Executive Summary
The integration of Artificial Intelligence (AI) across various professional and public sectors has revealed a significant phenomenon known as “hallucination”—the generation of confident but false or fabricated information. This briefing document synthesizes documented instances where AI systems have produced non-existent legal precedents, financial inaccuracies, historical distortions, and life-threatening medical misinformation.

Critical takeaways include:
- Legal and Financial Liability: Organizations have faced court sanctions and massive stock market devaluations (up to $100 billion) due to unverified AI outputs.
- Medical Risks: AI tools used in healthcare have fabricated treatments and scientific citations, with some studies showing fabrication rates as high as 47%.
- Ideological Distortion: Efforts to mitigate bias have, in some instances, led to “over-adjustment,” resulting in the erasure of historical accuracy in generated media.
- Logical Fragility: Despite their sophistication, AI models struggle with basic common sense and mathematical consistency, often failing to recognize contradictions in their own logic.

1. Legal and Administrative Malpractice
The use of AI in legal and governmental reporting has led to several high-profile failures characterized by the invention of “ghost” documentation.
- Mata v.

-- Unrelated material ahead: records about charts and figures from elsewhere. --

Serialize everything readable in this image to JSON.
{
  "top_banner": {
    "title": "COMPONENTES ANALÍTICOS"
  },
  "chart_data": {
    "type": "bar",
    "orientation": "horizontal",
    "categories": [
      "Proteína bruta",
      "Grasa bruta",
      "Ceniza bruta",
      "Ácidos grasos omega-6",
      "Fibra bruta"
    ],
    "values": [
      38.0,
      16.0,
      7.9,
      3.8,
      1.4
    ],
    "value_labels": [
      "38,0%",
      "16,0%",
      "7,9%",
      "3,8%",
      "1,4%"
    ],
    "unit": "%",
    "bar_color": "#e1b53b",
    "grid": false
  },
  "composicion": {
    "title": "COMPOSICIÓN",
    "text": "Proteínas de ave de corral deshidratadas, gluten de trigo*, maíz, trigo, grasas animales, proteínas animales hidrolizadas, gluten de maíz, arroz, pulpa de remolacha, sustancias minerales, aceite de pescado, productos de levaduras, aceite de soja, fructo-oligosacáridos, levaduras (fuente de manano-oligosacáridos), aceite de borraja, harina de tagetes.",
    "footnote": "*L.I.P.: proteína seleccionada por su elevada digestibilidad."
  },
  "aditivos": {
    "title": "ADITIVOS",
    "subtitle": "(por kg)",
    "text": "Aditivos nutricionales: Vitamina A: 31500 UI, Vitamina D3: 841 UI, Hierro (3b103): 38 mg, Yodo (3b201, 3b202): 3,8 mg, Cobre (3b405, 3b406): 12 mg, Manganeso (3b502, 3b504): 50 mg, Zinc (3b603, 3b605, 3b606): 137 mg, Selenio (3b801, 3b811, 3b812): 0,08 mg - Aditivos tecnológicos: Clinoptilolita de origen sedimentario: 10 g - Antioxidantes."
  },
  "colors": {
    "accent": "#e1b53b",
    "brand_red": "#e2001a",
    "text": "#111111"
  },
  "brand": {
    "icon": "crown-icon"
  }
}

Avianca: A New York attorney utilized ChatGPT to draft a legal motion, resulting in the fabrication of six non-existent court decisions. These included fake case names like Varghese v. China Southern Airlines and Martinez v. Delta Air Lines, complete with fictitious judge quotes and docket numbers.
- Deloitte Government Reporting: The firm was required to refund a portion of a $300,000 contract with the Australian government after an expert report was found to contain AI-generated fabricated citations and “ghost” footnotes.
- The “MAHA” Report: A U.S. public health report faced intense criticism for citing non-existent scientific studies and attributing false conclusions to researchers who had never formulated them.

2. Financial and Commercial Impact
In the commercial sector, AI errors have transitioned from simple glitches to events causing significant economic damage and legal precedent.
| Case | Nature of Error | Consequence |
| Google Bard | Claimed the James Webb telescope took the first photos of an exoplanet (incorrect). | $100 billion loss in Alphabet’s market value. |
| Air Canada | Chatbot invented a non-existent bereavement discount policy. | Court-ordered compensation to the affected customer. |
| Tesla Financials | ChatGPT produced a structured report for Fast Company based on entirely imaginary figures. | Dissemination of false financial data. |

3. Ideological Bias and Historical Distortions
Efforts to program diversity into AI models have occasionally resulted in “over-adjustment,” where the system prioritizes diversity criteria over historical fact. In February 2024, Google’s Gemini image generator produced several controversial representations:
- World War II Era: Representing 1943 German soldiers (Nazis) as people of color.
- Political Foundations: Depicting U.S. Founding Fathers as Black or Asian individuals.
- Monarchy and Religion: Generating images of Black female Popes and Kings of England represented as Black women.
- European History: Representing Vikings with Asian or African ethnic features.

4. Risks in Medicine and Science
The deployment of AI in the scientific and medical fields presents acute risks to public safety, as the technology often prioritizes linguistic fluency over factual accuracy.
- Linguistic Invention: AI models have confidently described the mechanisms of “chlorobactamine,” a fabricated molecule intended to treat “dermatosynapsie,” an entirely imaginary disease.
- Transcription Hazards: OpenAI’s Whisper, used for hospital transcriptions, has been documented inserting violent comments or non-existent medical treatments into reports that were not present in the original audio recordings.
- Citation Reliability: A study of 115 medical references generated by ChatGPT revealed that 47% were completely fabricated. Only 7% of the generated references were found to be both authentic and accurate.
5. Logical Failures and Absurdities
The underlying lack of true reasoning in AI is frequently exposed through logical contradictions and the literal interpretation of online satire.
- Logical Contradictions: When asked if 3,821 is a prime number, GPT-4 often incorrectly states it is not, claiming it is divisible by 53 and 72. However, if asked for the product of 53 and 72 immediately afterward, it correctly identifies the result as 3,816, failing to recognize the contradiction in its previous assertion.
- Misinterpreted Satire: Google’s search tools once advised users to add non-toxic glue to pizza sauce to prevent cheese from sliding off—a literal interpretation of a joke found on Reddit.
- Fanciful Assertions: AI chatbots have claimed with total confidence that dinosaurs developed an advanced civilization featuring an artistic culture.